Early arthrocentesis for TMJ arthralgia: This superiority trial aimed to investigate the clinical outcomes of arthrocentesis as an early treatment, versus occlusal splint only, in the management of TMJ arthralgia. Ninety-five adult patients presented with TMJ arthralgia were recruited into the study and randomized into two groups: Group 1 received arthrocentesis as an early treatment and occlusal splint, whereas Group 2 received occlusal splint only. Seventy-four patients completed the 1-year follow up schedule and were included into the final analysis. In Group 1, pain intensity significantly decreased at 6 weeks and all subsequent time points compared to Group 2. For MO, significant improvement was observed in both groups during the course of treatment, yet a statistical significance was not seen between the two treatment groups. It was concluded that early arthrocentesis supported by occlusal splint is superior to occlusal splint alone in the treatment of TMJ arthralgia and could be discussed as an option for first-line treatment with patients allied to an occlusal splint. 

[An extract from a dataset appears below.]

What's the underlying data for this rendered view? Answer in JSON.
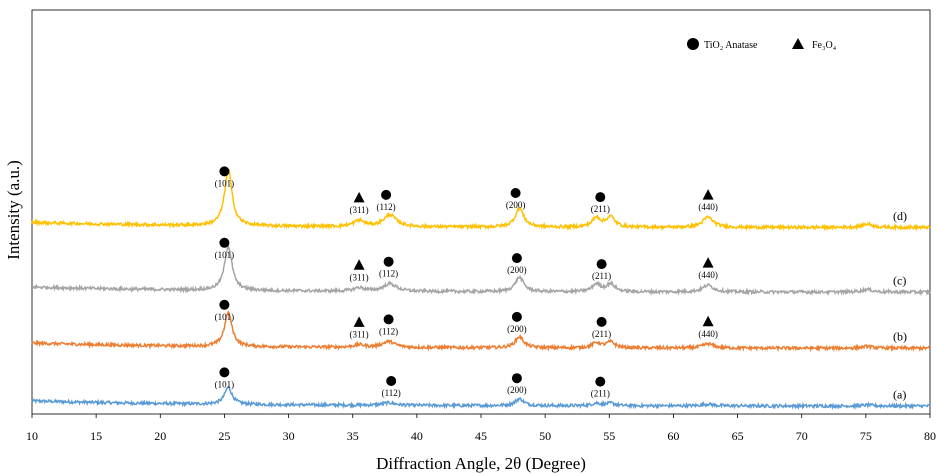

ESWT for myogenous TMD: a pilot study to investigate the feasibility and clinical outcomes of extracorporeal shockwave therapy (ESWT) in the treatment of TMD of myogenous origin (M-TMD). Forty-one adult patients presented with M-TMD were recruited into the study and randomized into two groups: Group 1 received ESWT treatment, whereas Group 2 received placebo treatment. Twenty-six patients completed 1-year follow up and were included into the final analysis. In both groups, reduction in pain and increase in MO were seen at post-treatment 1 year. Although more reduction in pain and increase in all MO in was seen Group 1, statistical significance was not detected. Yet this prospective pilot study provided preliminary evidence that ESWT is safe and potentially beneficial in the treatment of M-TMD.